The Mark Reynolds record is useful because it shows the difference between appearance and identity. The image gives the renderer a body and style. The manifest gives the harness a role.

{
  "id": "mark",
  "name": "Mark Reynolds",
  "kind": "neighbor",
  "relationship": "next-door neighbor and casual friend",
  "defaultLocations": ["sidewalk", "front_yard", "driveway"],
  "visitRules": [
    "May appear on the sidewalk, front yard edge, driveway, or just outside the open garage.",
    "May step into the garage only if John invites him or if he is returning a borrowed tool.",
    "Should not enter the hallway, kitchen, bedroom, or living room without a clear invitation and reason."
  ]
}

The portrait by itself cannot enforce any of that. A face cannot tell the model whether Mark belongs in the kitchen. It cannot decide whether a phone-only contact should become physically present. It cannot distinguish a driveway chat from an interior social visit.
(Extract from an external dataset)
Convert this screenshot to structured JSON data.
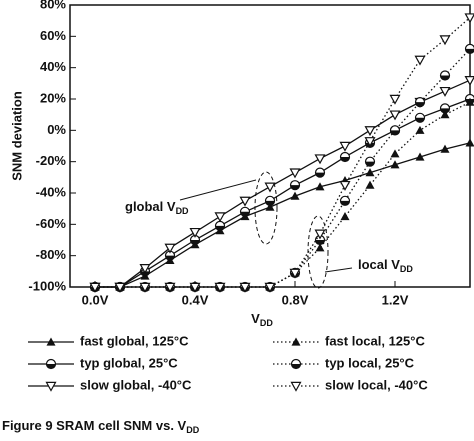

The reference image answers: what should Mark look like if he appears? The manifest answers: should Mark appear here at all?

Working rule: references should be subordinate to state. If the visual reference and the visit rules disagree, the visit rules should win.

The Failure Pattern

The most dangerous version of this failure is not an ugly portrait. It is a convincing portrait in the wrong place.

Generated images can make people look real enough that the viewer stops asking whether the ledger earned their presence. That is exactly why the harness needs boring constraints. A mail carrier can approach the front entry for delivery. A neighbor can wave from the sidewalk. A spouse can be represented as a phone contact if away from home. A brother can enter the garage if the scene establishes a visit. These are not story details first. They are containment rules.

If those rules are missing, the model can use the reference image as permission to instantiate the character whenever the next frame feels socially plausible. That is how a generated world gets crowded with people who look consistent but arrive without cause.

It is the same old problem in a better outfit. Pretty continuity can hide causal discontinuity.

What Should Change

The next harness should treat a character reference as one part of a bundle. The bundle needs a canonical ID, aliases, appearance capsule, default outfit, allowed location tags, allowed location IDs, visit rules, and recent evidence.

It also needs confidence. If the renderer produces someone who looks enough like Mark but puts him in the hallway, the analyzer should not simply say Mark is present. It should say something closer to: possible Mark-like character, location violates visit rules, reject or repair.

This is less fun than letting the world improvise. It is also the difference between a sequence of compelling images and a world that can survive inspection.

Reference images are valuable. They are just not memory. Memory is the ledger that tells the reference when it is allowed to enter the room.